On a recent trip to Philadelphia I went on a long bike ride with a friend. We rode through Fairmount Park, arguably one of the largest urban parks in the country. The park includes a collection of historic estates, many built during the eighteenth century as a country escape for wealthy city dwellers. I’d never been to any, and since I’d just watched a movie about Benedict Arnold, I decided to visit Mount Pleasant. Perched on a cliff above the Schuylkill River, the house was built in the 1760s by a Scottish sea captain and privateer, John Macpherson. It was purchased by Benedict Arnold for his loyalist bride Peggy Shippen in 1779, about a year and a half before he defected to the British side. Most sources agree that the couple never occupied the property.

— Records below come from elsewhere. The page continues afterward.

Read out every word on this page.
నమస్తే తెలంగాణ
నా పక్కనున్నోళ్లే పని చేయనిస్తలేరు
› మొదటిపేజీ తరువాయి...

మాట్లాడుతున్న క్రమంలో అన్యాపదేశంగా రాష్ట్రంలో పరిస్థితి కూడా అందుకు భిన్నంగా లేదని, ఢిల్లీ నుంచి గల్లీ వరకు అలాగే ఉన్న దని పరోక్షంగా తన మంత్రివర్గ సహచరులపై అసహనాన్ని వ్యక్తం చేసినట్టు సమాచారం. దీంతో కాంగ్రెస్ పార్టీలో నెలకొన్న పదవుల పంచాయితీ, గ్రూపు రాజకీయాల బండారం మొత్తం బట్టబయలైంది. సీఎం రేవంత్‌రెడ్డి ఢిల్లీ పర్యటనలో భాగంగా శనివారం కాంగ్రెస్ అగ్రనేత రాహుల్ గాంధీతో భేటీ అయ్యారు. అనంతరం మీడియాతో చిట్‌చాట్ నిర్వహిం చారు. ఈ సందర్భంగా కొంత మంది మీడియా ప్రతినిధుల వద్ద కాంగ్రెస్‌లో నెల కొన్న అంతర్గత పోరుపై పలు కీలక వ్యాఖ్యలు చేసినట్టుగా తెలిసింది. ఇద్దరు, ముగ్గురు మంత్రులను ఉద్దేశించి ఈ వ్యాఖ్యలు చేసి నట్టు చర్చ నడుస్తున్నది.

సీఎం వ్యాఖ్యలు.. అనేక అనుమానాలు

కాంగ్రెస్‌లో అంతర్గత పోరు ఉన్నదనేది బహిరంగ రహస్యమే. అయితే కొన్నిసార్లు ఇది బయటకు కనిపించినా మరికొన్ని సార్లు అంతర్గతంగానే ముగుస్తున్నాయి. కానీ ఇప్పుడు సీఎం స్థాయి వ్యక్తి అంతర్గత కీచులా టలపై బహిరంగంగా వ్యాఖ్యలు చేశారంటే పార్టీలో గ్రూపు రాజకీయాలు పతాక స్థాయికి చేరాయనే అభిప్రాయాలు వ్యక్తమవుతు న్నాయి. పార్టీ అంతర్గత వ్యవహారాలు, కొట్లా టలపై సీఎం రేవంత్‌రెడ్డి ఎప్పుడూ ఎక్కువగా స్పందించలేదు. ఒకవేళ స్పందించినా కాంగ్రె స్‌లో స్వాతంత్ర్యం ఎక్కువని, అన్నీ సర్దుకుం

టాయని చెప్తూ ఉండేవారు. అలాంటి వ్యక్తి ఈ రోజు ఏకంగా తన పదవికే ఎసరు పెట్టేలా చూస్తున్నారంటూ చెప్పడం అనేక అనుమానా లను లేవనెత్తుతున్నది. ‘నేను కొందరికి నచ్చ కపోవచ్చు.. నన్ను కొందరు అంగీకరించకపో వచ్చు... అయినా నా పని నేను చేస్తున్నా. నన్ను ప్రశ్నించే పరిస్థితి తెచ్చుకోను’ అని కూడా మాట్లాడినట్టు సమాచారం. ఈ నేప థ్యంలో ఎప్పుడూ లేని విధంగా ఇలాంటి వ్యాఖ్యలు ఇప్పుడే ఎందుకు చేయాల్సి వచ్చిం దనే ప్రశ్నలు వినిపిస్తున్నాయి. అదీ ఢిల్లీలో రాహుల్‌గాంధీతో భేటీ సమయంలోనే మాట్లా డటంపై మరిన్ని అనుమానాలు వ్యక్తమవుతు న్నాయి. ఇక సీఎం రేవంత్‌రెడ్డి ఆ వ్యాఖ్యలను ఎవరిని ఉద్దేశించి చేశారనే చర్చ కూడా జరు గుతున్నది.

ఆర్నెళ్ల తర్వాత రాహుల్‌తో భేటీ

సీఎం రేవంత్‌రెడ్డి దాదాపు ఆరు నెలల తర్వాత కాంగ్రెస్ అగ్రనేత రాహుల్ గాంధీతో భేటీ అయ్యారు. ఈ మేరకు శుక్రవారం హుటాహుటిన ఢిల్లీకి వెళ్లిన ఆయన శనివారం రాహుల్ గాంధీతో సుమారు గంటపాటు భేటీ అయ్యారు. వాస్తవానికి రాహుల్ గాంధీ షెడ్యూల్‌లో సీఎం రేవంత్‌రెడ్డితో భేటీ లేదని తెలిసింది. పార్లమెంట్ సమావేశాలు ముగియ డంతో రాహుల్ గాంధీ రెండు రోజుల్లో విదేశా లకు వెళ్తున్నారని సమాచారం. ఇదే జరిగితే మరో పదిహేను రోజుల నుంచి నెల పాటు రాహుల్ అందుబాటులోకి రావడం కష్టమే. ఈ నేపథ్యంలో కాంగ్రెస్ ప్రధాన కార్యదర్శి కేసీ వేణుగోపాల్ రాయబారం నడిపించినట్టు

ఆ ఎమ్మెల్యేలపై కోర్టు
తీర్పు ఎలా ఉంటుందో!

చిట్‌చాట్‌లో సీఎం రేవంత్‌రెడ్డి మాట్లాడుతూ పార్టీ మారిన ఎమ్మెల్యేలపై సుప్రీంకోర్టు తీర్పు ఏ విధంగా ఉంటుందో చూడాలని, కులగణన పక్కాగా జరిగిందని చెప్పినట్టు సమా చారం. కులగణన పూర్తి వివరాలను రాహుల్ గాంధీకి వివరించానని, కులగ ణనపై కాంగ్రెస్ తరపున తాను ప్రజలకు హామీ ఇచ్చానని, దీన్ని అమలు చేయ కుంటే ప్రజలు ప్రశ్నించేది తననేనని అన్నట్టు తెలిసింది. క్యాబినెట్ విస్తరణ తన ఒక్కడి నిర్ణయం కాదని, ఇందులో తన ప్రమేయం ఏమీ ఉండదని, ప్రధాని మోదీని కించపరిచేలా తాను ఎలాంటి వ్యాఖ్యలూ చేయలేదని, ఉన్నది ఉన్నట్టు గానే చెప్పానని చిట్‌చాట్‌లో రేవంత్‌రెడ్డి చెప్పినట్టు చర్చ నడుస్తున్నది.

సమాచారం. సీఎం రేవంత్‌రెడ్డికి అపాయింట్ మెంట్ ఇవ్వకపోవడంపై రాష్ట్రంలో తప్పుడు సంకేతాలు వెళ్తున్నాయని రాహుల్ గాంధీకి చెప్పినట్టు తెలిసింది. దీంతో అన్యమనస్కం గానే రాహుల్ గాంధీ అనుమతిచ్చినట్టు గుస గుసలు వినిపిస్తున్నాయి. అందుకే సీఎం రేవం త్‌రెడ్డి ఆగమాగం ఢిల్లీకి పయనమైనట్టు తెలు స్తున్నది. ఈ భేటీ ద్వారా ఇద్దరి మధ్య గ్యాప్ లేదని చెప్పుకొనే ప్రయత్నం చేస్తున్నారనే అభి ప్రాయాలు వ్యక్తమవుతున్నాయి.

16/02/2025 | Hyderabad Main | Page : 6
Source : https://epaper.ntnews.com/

I’ve visited a lot of historic homes and can be hard to impress… I was impressed with Mount Pleasant. Though a relatively small house, it is certainly one of the grandest homes along the Schuylkill and according to John Adams who visited in 1775, “the most elegant seat in Pennsylvania.” Mount Pleasant is classic Georgian in style with symmetry and balance. The owner and his builder-architect (Thomas Nevell, apprentice to the man who built Independence Hall) wanted to make a bold statement and they succeeded. One wanted to cement his place in Philadelphia society, the other wanted to demonstrate his prowess at craftsmanship and building. The house is a showcase of Philadelphia craftsmanship, with ornately carved paneling. While sparsely furnished, the furniture on exhibit throughout the house is stunning and was carefully selected from the Philadelphia Museum of Art’s collection. The Museum administers two of the Park’s mansions, which are owned by the City of Philadelphia. The house is flanked by two outbuildings, originally used as the estate office and the kitchen.
For the most part, the mansions in Fairmount Park were not owned by people whose names are recognized by the general public beyond Philadelphia. But they offer well-preserved examples of early American architecture and the opportunity to see the craftsmanship for which Philadelphia artisans were famous. After our tour of Mount Pleasant, my friend and I biked by two other mansions, one was Woodford, another fine example of Georgian architecture. Built in 1756 as a summer house, the owner’s nephew who spent much time there as a boy grew up to be signer of the Declaration of Independence and the U.S. Constitution. In 1771 the house was purchased by the crown agent for Philadelphia and during the British occupation of Philadelphia the house was most likely visited by the major British officers. When the Americans regained control of the city, the owners were forced to flee to England.
There are seven historic estates in Fairmount Park and all have interesting stories to tell.